Dicionário Histórico de Cinema Sul-Americano#81: La Hora de los Hornos



La Hora de Los Hornos (Argentina, 1968). Um candidato a ser o "maior filme sul-americano" de todos os tempos, o tríptico de 260 minutos La Hora de los Hornos: Notas y Testimonios Sobre el Neocolonialismo, la Violencia y la Liberación, dirigido por Fernando E. Solanas e Octavio Gettino para o Grupo Cine Liberación, é certamente um dos mais significativos documentários políticos realizados em qualquer lugar do mundo. E é importante tanto pelo modo como foi distribuído - coletiva e clandestinamente - como quanto tinha pretensões de ser um texto aberto - que plateias de trabalhadores e estudantes poderiam discutir e recomendar mudanças para - como por seu status enquanto obra experimental e retórica, revisando a história da América Latina e fortemente argumentando contra o imperialismo, o neocolonialismo, e o governo militar da Argentina. Como Robert Stam argumenta em seu artigo definitivo sobre o filme (1990), ele é vanguardista tanto formal quanto politicamente.

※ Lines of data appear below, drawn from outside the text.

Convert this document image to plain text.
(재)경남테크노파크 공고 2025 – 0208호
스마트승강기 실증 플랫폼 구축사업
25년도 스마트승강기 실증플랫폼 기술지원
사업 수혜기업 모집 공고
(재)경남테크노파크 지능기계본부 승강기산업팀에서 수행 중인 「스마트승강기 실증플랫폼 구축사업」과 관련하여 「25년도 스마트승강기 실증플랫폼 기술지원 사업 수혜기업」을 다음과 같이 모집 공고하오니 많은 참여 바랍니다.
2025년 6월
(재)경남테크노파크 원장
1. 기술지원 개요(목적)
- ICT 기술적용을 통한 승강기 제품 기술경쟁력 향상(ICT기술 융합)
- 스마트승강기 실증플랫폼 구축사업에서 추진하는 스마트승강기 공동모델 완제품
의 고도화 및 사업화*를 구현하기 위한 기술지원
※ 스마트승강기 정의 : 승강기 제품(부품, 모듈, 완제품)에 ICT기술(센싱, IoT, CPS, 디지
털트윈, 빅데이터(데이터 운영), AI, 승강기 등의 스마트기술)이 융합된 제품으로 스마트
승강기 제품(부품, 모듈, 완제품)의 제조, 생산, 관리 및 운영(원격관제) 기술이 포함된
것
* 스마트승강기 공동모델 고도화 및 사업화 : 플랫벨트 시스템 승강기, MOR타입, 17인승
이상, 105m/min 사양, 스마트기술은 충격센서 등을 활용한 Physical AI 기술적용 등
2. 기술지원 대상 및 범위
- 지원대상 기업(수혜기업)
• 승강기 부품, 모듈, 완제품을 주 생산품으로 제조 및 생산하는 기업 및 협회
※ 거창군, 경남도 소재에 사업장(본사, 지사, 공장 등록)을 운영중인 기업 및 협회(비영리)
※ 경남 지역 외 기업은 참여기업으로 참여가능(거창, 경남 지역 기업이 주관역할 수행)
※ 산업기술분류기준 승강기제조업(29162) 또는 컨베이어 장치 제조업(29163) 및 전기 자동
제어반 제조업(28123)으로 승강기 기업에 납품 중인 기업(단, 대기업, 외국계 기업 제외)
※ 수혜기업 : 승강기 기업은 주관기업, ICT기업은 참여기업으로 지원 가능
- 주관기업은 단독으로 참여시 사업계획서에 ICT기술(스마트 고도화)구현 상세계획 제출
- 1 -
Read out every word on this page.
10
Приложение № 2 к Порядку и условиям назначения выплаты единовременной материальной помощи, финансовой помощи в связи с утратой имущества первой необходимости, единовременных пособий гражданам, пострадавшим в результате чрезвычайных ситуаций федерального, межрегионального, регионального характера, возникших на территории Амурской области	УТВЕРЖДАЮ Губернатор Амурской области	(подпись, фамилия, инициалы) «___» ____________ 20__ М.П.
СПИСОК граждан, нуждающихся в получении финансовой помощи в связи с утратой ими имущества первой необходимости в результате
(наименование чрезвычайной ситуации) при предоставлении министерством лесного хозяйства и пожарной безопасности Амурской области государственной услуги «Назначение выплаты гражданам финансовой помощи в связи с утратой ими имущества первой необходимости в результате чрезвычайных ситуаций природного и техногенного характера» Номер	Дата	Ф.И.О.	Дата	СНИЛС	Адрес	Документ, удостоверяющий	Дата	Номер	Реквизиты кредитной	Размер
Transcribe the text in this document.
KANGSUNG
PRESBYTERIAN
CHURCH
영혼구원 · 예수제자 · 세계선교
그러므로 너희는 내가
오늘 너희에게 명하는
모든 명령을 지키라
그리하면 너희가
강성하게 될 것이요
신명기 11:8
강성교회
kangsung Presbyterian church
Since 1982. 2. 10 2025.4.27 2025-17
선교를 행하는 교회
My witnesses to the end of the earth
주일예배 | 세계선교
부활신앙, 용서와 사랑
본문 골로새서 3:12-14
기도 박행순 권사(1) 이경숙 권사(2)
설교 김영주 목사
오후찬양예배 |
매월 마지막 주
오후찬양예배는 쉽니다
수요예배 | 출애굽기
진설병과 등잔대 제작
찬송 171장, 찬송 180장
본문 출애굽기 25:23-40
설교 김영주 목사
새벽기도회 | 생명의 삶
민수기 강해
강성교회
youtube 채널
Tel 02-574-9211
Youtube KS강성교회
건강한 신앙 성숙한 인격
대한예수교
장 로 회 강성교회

La Hora de los Hornos foi realizado com uma equipe pequena de quatro ou cinco pessoas e todos faziam tudo: som, câmera e montagem. Inicialmente o grupo trabalhou com uma Bolex 16 mm spring wound (*) e um gravador, sendo então praticamente impossível gravar som síncrono (especialmente para a primeira parte). Eles cobriram 1800 kms e conduziram 180 horas de entrevistas. O Grupo Cine Liberación foi auxiliado por outros grupos militantes, incluindo sindicatos, e montavam clandestinamente de madrugada, das 2 às 6 da manhã, fragmentando o filmado em pequenos segmentos a serem processados, para que nenhuma autoridade pudesse tomar pé sobre o que era o filme. Além do que, uma análise de oito horas do movimento estudantil foi perdida. La Hora de los Hornos se iniciou em 1966 e foi finalizado no final de 1967. Em 1968 foi lançado e imediatamente banido. O governo argentino lhe direcionou uma lei de censura especial contra  e alertou as embaixadas estrangeiras a que as pessoas parassem de assisti-lo. Depois disso, era perigoso para as pessoas até mesmo ver o filme nas projeções clandestinas que foram organizadas pelos sindicatos peronistas, onde as projeções eram interrompidas para que as plateias pudessem conduzir debates improvisados entre elas. Foi exibido no festival de Pesaro (Itália), onde ganhou o prêmio dos críticos, e depois em Mannheim, na Alemanha, onde ganhou quatro prêmios, incluindo o do público. Foi distribuído então em uma série de países, incluindo o vizinho Uruguai, onde muitos argentinos eram capazes de viajar e assisti-lo legalmente. Por fim, após o retorno triunfante de Juan Domingo Perón, em 1973, foi lançado comercialmente em Buenos Aires.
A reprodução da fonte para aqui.